De igual sorte, destaco a obra recentemente publicada pela colega Isadora Ferreira Neves, oriunda de sua tese de doutorado, intitulada Ativismo Judicial e Judicialização da Política – Três Perguntas Fundamentais para uma Distinção (editora Jus Podivm) na qual as três perguntas fundamentais são levadas ao centro da questão e cada um desses pontos é esmiuçado e aprofundado, sendo valoroso trabalho para auxiliar no adequado tratamento da questão para todos aqueles que desejaram se aprofundar na temática.

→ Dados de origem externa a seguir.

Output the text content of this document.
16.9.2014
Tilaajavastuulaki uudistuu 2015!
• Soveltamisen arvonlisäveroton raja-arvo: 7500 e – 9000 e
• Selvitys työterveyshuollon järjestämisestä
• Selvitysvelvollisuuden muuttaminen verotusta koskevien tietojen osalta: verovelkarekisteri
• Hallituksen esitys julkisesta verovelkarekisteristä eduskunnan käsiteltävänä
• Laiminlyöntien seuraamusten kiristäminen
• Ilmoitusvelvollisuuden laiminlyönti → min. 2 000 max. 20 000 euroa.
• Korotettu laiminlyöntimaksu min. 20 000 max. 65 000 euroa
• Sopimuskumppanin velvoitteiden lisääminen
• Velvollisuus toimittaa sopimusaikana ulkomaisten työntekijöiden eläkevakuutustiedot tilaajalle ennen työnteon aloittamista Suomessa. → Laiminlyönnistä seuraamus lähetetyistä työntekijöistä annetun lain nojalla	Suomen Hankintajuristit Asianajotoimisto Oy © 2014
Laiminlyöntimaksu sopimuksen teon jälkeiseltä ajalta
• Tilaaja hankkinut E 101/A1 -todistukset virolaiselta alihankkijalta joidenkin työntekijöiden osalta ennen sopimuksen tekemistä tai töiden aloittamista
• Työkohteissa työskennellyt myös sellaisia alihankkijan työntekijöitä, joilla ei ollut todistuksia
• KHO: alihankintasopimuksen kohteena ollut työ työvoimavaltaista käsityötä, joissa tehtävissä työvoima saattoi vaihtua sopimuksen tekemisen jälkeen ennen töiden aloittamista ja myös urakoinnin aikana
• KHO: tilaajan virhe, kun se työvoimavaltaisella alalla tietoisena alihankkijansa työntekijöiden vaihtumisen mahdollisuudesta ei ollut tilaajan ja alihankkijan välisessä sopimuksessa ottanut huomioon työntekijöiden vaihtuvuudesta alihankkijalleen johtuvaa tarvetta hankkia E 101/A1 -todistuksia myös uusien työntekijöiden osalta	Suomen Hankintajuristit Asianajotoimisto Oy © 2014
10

Sem dúvida alguma essa diferenciação sobre o que é ativismo judicial e o que é judicialização da política é de extrema importância sob a perspectiva da Teoria do Direito. Sobretudo em face das confusões que são realizadas e da algaravia conceitual que se coloca sobre o tema. De fato, há que se reconhecer que não existem "bons ativismos judiciais" e a Crítica Hermenêutica do Direito fornece a adequada base teórica para a diferenciação destes fenômenos que tem sido equivocadamente tratados como se fossem a mesma coisa.

3. Existe ativismo judicial no Supremo Tribunal Federal?
Eis aqui a questão que talvez seja a mais complexa de se responder dentre aquilo que propomos no presente texto porque ela perpassa obrigatoriamente por como a pergunta é formulada. Se a pergunta fosse formulada simplesmente como "O Supremo Tribunal Federal é um tribunal ativista?" a reposta provavelmente seria não, porque o tribunal não adota posições ativistas em todas as suas decisões; nem todos os ministros possuem decisões que podem ser consideradas ativistas pelos critérios que buscamos estabelecer até agora.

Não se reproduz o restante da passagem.